というのも、日本は、この種の薬の市販薬販売については、医師側からの反対が大きいからです。ここ何年も日本で議論になっているのは、緊急避妊薬の市販薬販売の是非です。緊急避妊薬とは、妊娠を避けるために継続的かつ計画的に服用する経口避妊薬とは異なり、性犯罪などにあった場合に緊急的に飲む避妊薬です。
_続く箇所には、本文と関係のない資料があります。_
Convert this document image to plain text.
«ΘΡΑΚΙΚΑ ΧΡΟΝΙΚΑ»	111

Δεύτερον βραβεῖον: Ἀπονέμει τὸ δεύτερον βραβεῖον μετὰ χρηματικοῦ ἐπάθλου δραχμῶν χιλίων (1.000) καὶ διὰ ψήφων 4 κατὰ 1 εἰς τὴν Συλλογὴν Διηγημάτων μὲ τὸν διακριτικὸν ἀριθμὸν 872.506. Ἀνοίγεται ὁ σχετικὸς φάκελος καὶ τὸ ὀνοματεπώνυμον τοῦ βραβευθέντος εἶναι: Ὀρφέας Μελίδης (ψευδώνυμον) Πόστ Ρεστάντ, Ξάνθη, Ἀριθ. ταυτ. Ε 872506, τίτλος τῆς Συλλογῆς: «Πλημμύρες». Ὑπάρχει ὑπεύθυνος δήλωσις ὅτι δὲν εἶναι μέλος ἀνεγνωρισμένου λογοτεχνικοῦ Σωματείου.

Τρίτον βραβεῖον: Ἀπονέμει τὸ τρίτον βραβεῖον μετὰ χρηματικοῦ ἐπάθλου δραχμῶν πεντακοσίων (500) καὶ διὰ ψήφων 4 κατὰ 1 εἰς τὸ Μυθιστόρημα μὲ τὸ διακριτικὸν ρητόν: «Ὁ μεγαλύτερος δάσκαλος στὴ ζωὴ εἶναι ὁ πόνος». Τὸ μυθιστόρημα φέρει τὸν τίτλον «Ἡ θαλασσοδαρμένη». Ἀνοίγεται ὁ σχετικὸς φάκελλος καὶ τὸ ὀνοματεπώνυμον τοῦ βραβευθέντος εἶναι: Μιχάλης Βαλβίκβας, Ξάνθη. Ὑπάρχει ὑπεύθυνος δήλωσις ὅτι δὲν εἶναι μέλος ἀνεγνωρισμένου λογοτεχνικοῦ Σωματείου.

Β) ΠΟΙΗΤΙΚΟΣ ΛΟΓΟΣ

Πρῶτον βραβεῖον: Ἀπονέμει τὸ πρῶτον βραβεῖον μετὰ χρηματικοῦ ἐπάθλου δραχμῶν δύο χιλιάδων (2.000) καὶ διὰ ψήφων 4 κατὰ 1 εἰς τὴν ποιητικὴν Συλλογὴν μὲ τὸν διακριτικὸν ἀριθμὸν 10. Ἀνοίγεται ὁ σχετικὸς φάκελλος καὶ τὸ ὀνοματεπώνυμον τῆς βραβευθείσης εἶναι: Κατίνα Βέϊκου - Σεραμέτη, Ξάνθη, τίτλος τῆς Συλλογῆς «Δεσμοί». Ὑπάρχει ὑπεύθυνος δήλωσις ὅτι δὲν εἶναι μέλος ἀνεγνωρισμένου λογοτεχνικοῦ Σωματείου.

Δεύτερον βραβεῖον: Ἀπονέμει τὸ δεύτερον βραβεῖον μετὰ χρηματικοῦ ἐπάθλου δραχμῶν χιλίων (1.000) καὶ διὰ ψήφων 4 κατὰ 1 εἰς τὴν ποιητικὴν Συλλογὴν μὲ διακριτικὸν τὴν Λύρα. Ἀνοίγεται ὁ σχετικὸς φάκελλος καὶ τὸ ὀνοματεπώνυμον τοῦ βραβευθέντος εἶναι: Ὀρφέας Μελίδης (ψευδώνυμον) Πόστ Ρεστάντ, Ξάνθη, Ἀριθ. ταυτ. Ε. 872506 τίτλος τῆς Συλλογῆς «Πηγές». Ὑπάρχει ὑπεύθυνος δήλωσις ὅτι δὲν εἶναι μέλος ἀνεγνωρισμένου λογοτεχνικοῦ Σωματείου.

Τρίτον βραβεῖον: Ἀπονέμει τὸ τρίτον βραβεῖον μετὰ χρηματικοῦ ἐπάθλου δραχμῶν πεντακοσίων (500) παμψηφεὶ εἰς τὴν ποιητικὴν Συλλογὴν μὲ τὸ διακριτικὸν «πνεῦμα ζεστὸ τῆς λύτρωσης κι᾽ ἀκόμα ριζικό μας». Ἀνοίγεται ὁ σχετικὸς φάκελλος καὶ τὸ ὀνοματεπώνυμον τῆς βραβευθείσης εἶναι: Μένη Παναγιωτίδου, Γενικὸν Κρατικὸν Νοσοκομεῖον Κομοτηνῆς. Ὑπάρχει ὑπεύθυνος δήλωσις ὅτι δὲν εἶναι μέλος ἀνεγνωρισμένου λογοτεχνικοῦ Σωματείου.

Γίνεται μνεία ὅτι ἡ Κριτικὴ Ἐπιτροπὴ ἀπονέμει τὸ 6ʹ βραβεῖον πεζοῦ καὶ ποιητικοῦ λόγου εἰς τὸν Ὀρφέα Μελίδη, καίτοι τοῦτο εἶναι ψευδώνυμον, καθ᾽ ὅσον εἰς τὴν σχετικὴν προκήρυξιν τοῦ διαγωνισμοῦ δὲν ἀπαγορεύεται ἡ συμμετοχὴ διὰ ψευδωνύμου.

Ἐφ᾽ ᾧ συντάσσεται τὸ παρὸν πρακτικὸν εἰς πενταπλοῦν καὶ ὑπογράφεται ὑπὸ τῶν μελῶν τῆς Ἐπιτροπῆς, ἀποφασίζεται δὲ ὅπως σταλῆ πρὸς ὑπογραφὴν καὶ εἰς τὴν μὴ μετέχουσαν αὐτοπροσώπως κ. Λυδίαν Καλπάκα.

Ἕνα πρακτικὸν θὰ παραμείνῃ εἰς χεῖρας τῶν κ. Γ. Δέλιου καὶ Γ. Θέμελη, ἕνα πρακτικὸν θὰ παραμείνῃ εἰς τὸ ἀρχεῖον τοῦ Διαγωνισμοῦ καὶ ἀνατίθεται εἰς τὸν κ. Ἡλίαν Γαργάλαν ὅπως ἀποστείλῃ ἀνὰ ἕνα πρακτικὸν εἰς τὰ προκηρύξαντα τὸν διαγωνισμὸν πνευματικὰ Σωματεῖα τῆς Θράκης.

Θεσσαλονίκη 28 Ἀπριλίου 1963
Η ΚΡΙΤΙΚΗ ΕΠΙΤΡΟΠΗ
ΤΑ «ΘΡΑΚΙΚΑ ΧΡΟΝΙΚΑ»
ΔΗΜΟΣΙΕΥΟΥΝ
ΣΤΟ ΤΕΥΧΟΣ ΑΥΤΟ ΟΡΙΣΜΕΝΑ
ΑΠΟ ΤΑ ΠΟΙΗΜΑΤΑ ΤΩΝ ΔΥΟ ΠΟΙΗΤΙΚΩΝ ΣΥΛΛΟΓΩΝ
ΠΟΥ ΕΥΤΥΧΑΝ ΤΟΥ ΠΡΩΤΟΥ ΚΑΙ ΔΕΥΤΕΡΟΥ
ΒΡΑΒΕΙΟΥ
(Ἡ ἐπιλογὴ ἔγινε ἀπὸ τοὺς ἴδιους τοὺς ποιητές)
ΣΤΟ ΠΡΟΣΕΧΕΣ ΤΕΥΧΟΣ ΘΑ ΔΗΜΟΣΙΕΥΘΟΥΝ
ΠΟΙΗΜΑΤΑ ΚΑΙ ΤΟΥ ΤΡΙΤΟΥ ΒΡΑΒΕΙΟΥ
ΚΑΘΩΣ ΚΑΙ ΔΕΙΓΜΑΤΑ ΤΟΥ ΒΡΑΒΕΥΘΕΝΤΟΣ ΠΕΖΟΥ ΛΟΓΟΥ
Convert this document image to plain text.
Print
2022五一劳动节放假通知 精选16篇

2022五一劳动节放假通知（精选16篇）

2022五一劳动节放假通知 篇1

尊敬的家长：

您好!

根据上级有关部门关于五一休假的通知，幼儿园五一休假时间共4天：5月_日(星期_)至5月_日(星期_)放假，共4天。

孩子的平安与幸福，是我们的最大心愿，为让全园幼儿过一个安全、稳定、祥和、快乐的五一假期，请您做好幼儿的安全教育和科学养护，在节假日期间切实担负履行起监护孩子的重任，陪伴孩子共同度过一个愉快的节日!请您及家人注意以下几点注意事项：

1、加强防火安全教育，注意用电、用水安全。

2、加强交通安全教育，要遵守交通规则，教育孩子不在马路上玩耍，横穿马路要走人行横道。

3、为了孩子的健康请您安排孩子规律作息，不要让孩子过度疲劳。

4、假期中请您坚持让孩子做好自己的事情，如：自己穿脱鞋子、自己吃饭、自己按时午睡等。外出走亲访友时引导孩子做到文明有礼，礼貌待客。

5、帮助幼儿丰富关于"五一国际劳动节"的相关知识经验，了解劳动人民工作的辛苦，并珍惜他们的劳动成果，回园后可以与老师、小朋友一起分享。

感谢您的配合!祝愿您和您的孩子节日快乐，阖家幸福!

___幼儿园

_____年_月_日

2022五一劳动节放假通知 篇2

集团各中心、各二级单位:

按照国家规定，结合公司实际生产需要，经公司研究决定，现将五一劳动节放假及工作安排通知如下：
日本では緊急避妊薬を市販薬として、処方箋なしで販売すべきであるという議論が続いています。この議論について、昨年から今年にかけて募集されたパブコメに寄せられた意見は4万6000件でした。パブコメとは、行政が政令などを定める際に国民から広く意見を募ることで、公正さや透明性を確保するためのものです。市販薬に関わるパブコメで4万6000件という数字は、私の感覚からすると驚くべき数字です。過去の、あるいは最近の、業界内で比較的関心の高いと思われる話題に対して寄せられたパブコメは、これよりもはるかに小さい数でした。

2008年に市販薬のネット販売の是非をめぐるパブコメに寄せられた意見は、2300件ほどでした。

医薬品の通信販売規制、97%が「反対」意見――パブコメ結果 - ITmedia NEWS

また、昨年に実施された、市販薬の濫用規制に関するパブコメは(私も意見を出しました)、わずか30通40件でした。

https://www.mhlw.go.jp/content/11120000/001018141.pdf

このことからも、緊急避妊薬の市販薬販売の是非がいかに広く、あるいは深い(この問題に取り組む運動家もいます)問題であるかがうかがえます。

しかし、問題を語ることの難しさからか、当事者になるはずの、薬局界隈、ドラッグストア界隈、薬剤師界隈では、それほど議論が活発になっている印象はありません。もしその印象通りであるならば、これは自戒を込めて、残念なことだと思います。